L’immense protestation du peuple de France contre la violence des terroristes restera dans les annales de la République. Elle exhalait une sorte d’indignation tranquille, comme si la condamnation du crime et la solidarité avec les victimes, bien sûr, allaient de soi, mais ne pouvaient se formuler que dans la sérénité. Le refus de céder à la peur, de sombrer dans les affres de la division, s’y est exprimé avec une ampleur inédite, magnifiée par les innombrables échos rencontrés au-delà des frontières de l’hexagone, des rivages de l’Atlantique à ceux de la Méditerranée.
Cette formidable unanimité d’un jour constitue la meilleure dénonciation du crime commis. Mais elle en désigne aussi sans ambiguïté le véritable mobile : provoquer la discorde civile, distiller la haine interconfessionnelle. Entre des individus, des groupes ou des communautés qui n’ont pas nécessairement les mêmes références, la preuve est ainsi faite qu’ils peuvent partager des valeurs communes. Le « non » massif opposé au terrorisme formule aussi une adhésion aux règles élémentaires du vivre-ensemble, il est un « oui » sincère à l’unité nationale.
Comme toute manifestation d’unanimisme, celle qui s’est déroulée le 11 janvier 2015, toutefois, a son revers de la médaille.
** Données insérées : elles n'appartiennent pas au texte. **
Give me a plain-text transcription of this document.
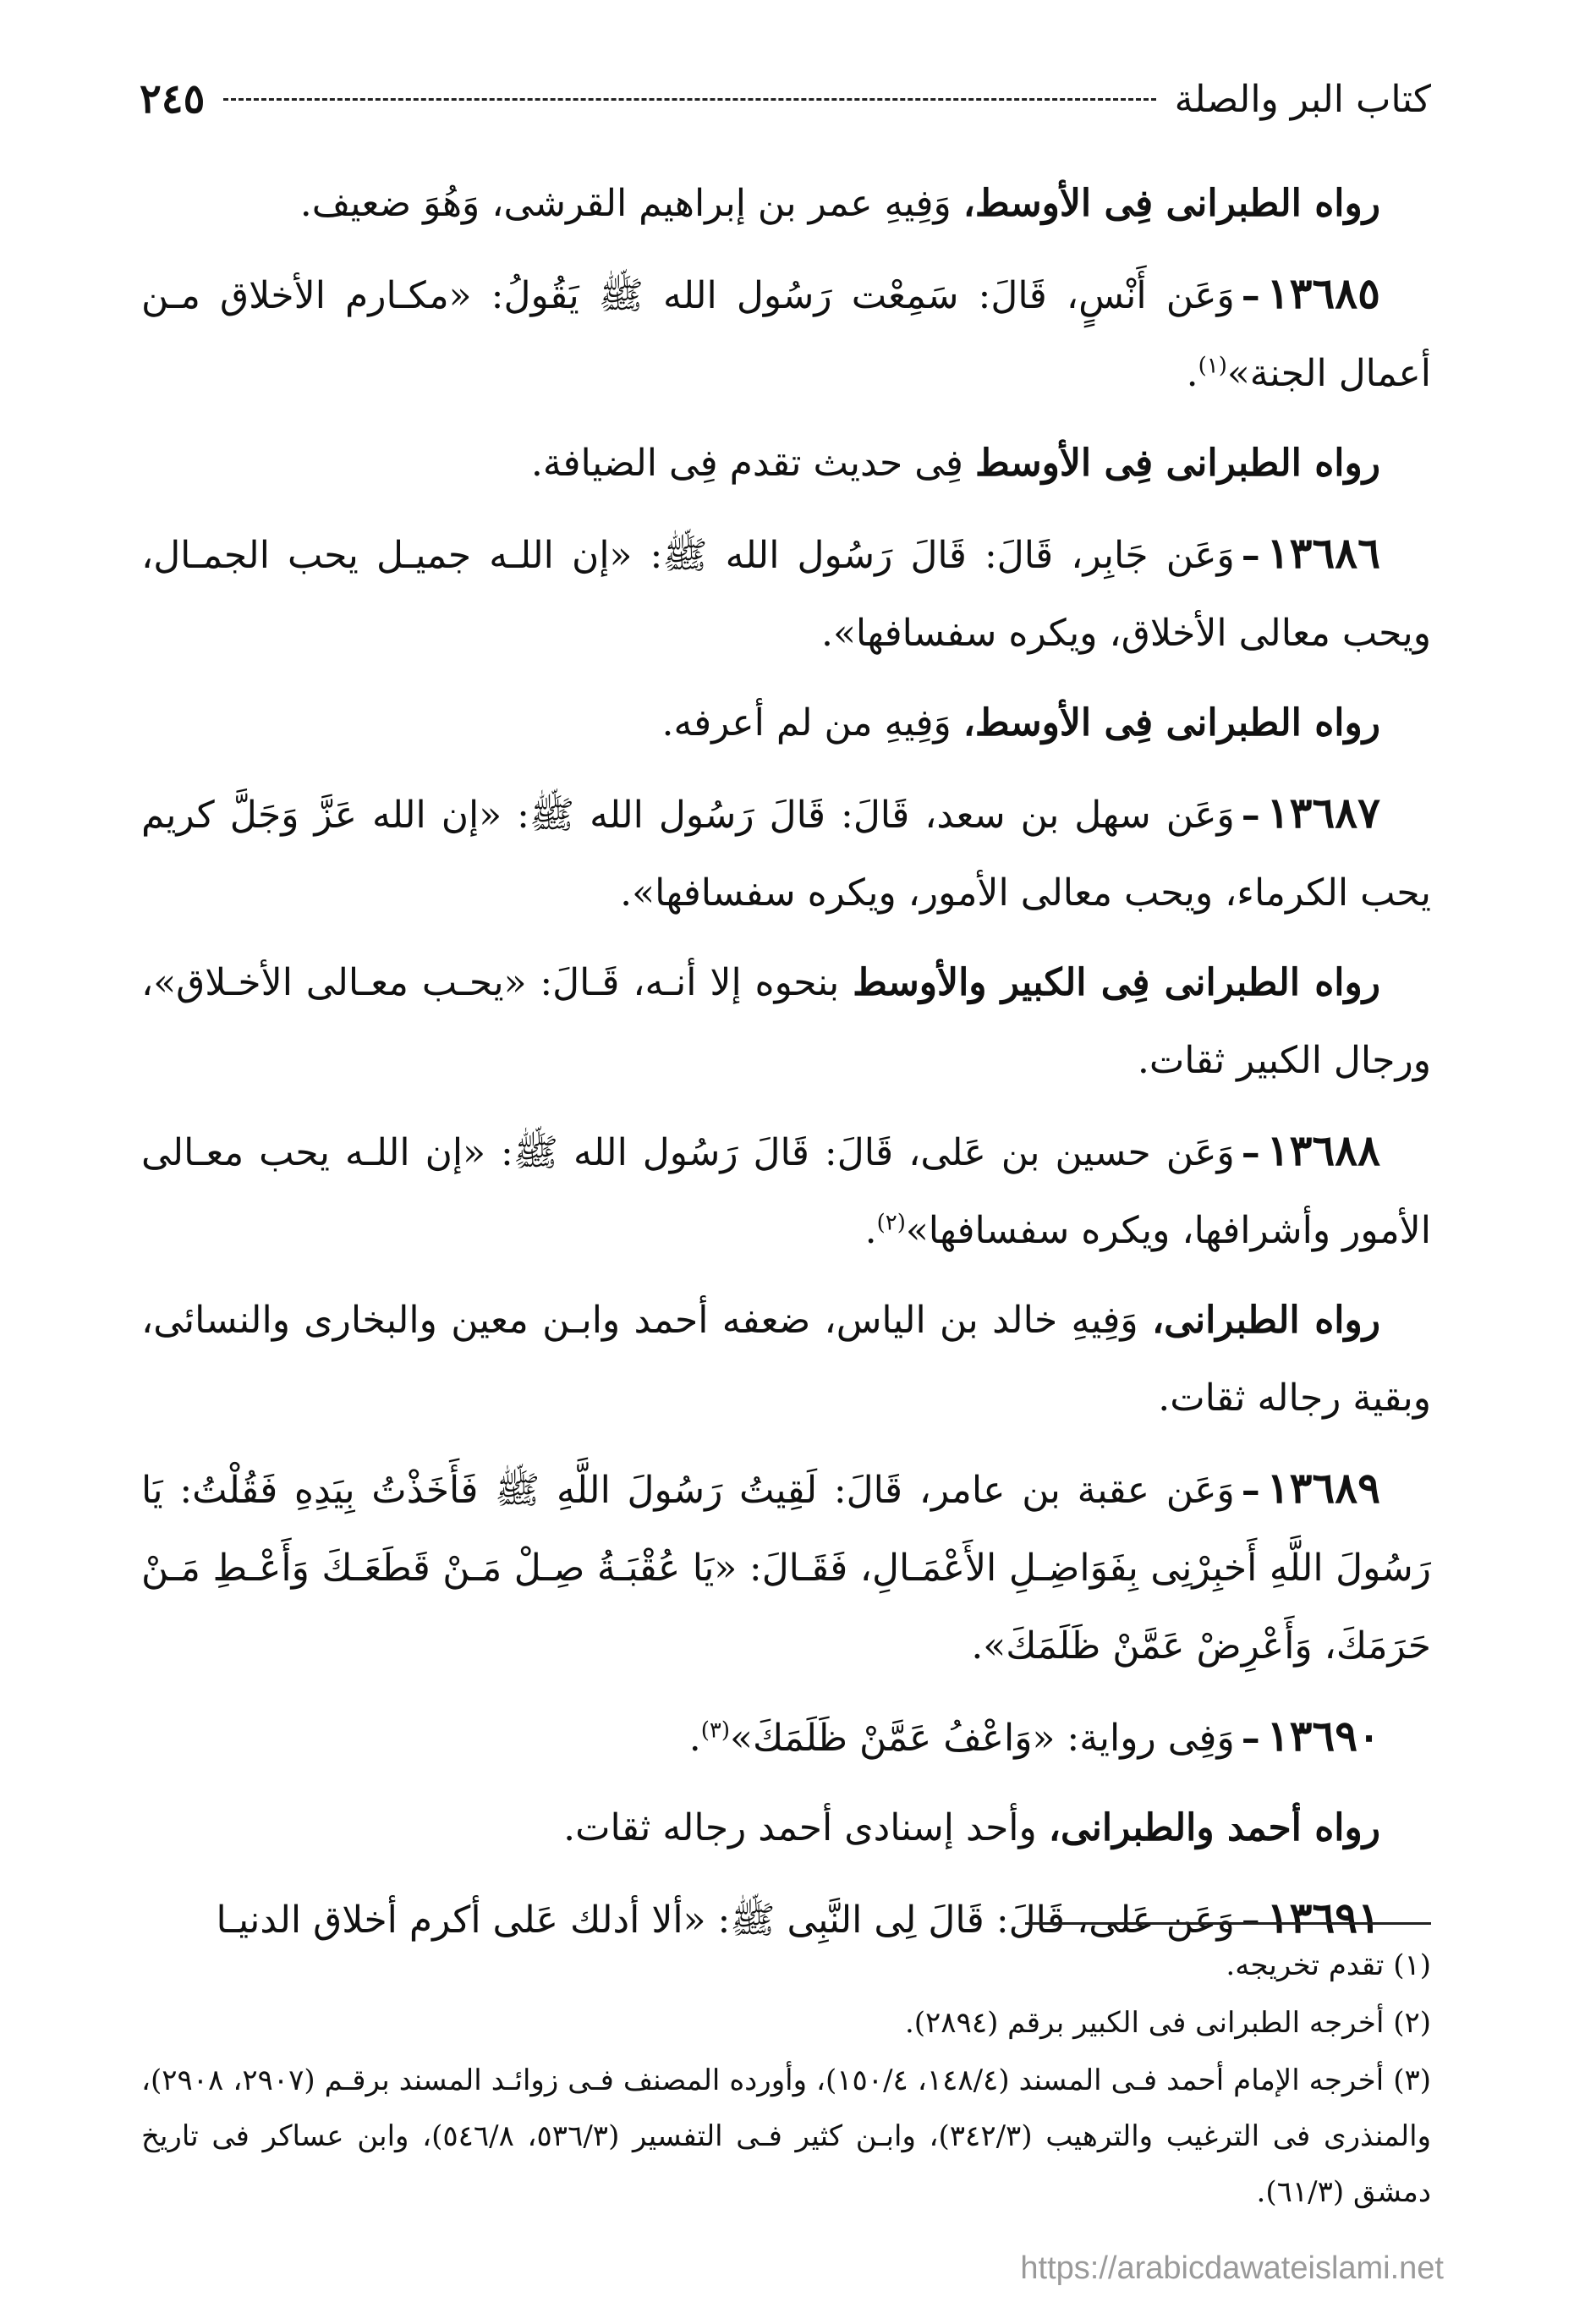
كتاب البر والصلة
٢٤٥

رواه الطبرانى فِى الأوسط، وَفِيهِ عمر بن إبراهيم القرشى، وَهُوَ ضعيف.

١٣٦٨٥–وَعَن أَنْسٍ، قَالَ: سَمِعْت رَسُول الله ﷺ يَقُولُ: «مكـارم الأخلاق مـن أعمال الجنة»$^{(١)}$.

رواه الطبرانى فِى الأوسط فِى حديث تقدم فِى الضيافة.

١٣٦٨٦–وَعَن جَابِر، قَالَ: قَالَ رَسُول الله ﷺ: «إن اللـه جميـل يحب الجمـال، ويحب معالى الأخلاق، ويكره سفسافها».

رواه الطبرانى فِى الأوسط، وَفِيهِ من لم أعرفه.

١٣٦٨٧–وَعَن سهل بن سعد، قَالَ: قَالَ رَسُول الله ﷺ: «إن الله عَزَّ وَجَلَّ كريم يحب الكرماء، ويحب معالى الأمور، ويكره سفسافها».

رواه الطبرانى فِى الكبير والأوسط بنحوه إلا أنـه، قَـالَ: «يحـب معـالى الأخـلاق»، ورجال الكبير ثقات.

١٣٦٨٨–وَعَن حسين بن عَلى، قَالَ: قَالَ رَسُول الله ﷺ: «إن اللـه يحب معـالى الأمور وأشرافها، ويكره سفسافها»$^{(٢)}$.

رواه الطبرانى، وَفِيهِ خالد بن الياس، ضعفه أحمد وابـن معين والبخارى والنسائى، وبقية رجاله ثقات.

١٣٦٨٩–وَعَن عقبة بن عامر، قَالَ: لَقِيتُ رَسُولَ اللَّهِ ﷺ فَأَخَذْتُ بِيَدِهِ فَقُلْتُ: يَا رَسُولَ اللَّهِ أَخبِرْنِى بِفَوَاضِـلِ الأَعْمَـالِ، فَقَـالَ: «يَا عُقْبَـةُ صِـلْ مَـنْ قَطَعَـكَ وَأَعْـطِ مَـنْ حَرَمَكَ، وَأَعْرِضْ عَمَّنْ ظَلَمَكَ».

١٣٦٩٠–وَفِى رواية: «وَاعْفُ عَمَّنْ ظَلَمَكَ»$^{(٣)}$.

رواه أحمد والطبرانى، وأحد إسنادى أحمد رجاله ثقات.

١٣٦٩١–وَعَن عَلى، قَالَ: قَالَ لِى النَّبِى ﷺ: «ألا أدلك عَلى أكرم أخلاق الدنيـا

(١) تقدم تخريجه.

(٢) أخرجه الطبرانى فى الكبير برقم (٢٨٩٤).

(٣) أخرجه الإمام أحمد فـى المسند (١٤٨/٤، ١٥٠/٤)، وأورده المصنف فـى زوائـد المسند برقـم (٢٩٠٧، ٢٩٠٨)، والمنذرى فى الترغيب والترهيب (٣٤٢/٣)، وابـن كثير فـى التفسير (٥٣٦/٣، ٥٤٦/٨)، وابن عساكر فى تاريخ دمشق (٦١/٣).

https://arabicdawateislami.net
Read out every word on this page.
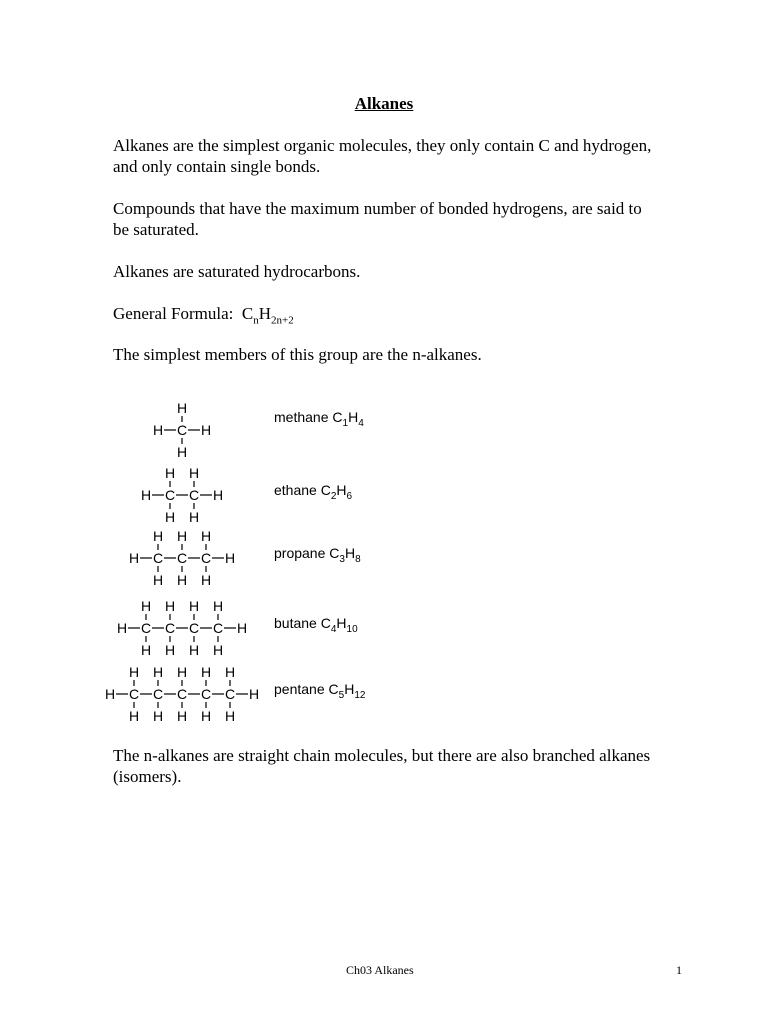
Alkanes
Alkanes are the simplest organic molecules, they only contain C and hydrogen, and only contain single bonds.
Compounds that have the maximum number of bonded hydrogens, are said to be saturated.
Alkanes are saturated hydrocarbons.
General Formula: $C_nH_{2n+2}$
The simplest members of this group are the n-alkanes.
C
H
H
H	H
C
H
H
C
H
H
H	H
C
H
H
C
H
H
C
H
H
H	H
C
H
H
C
H
H
C
H
H
C
H
H
H	H
C
H
H
C
H
H
C
H
H
C
H
H
C
H
H
H	H
methane $C_1H_4$
ethane $C_2H_6$
propane $C_3H_8$
butane $C_4H_{10}$
pentane $C_5H_{12}$
The n-alkanes are straight chain molecules, but there are also branched alkanes (isomers).
Ch03 Alkanes	1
A son insu, elle a jeté un voile pudique sur de multiples non-dits. Passé le moment exaltant d’une communion quasi-universelle, on voit bien que le monde est tel qu’il était auparavant, qu’il n’a pas changé d’un iota. Des millions de manifestants ont exprimé avec dignité leur rejet de la terreur, mais ce n’est pas leur faire injure de dire que ce rejet ne résout rien. « Rien ne sera plus jamais comme avant », ont dit certains commentateurs optimistes. Il faut l’espérer, mais en est-on si sûr ?
Pour que rien ne fût comme avant, il faudrait d’abord tirer les leçons de l’événement,  en analyser les circonstances, identifier la chaîne des responsabilités qui y ont conduit. Or qu’en est-il ? Sans nul doute, la radicalisation d’un petit groupe d’individus se réclamant d’une idéologie sectaire et suicidaire est le premier chaînon de cette chaîne. Les trois auteurs des assassinats en assument la responsabilité personnelle, et aucune excuse absolutoire ne saurait les en dispenser. Coupables du crime commis, ils l’ont d’ailleurs payé de leur vie, ce qu’on peut évidemment regretter, tant il est vrai que vivants ils eussent contribué à faire la part des autres responsabilités.
Ces individus, loin d’être des « loups solitaires », n’ont pas agi seuls. Et surtout, ils n’ont pas conçu dans la solitude de leur repaire la nécessité politique d’une telle violence, ils n’ont pas inventé la justification idéologique nécessaire au passage à l’acte. Soldats perdus du jihad planétaire de seconde génération,  ils furent les exécutants d’une opération-suicide dont le modèle, sinon l’ordre, est venu d’en haut. Car la criminalité terroriste de ces ex-délinquants n’est pas une délinquance au carré, mais l’expression dévastatrice d’une violence idéologique, celle qui voue les « kouffars » et autres « mécréants » à l’exécration des prétendus « vrais musulmans ».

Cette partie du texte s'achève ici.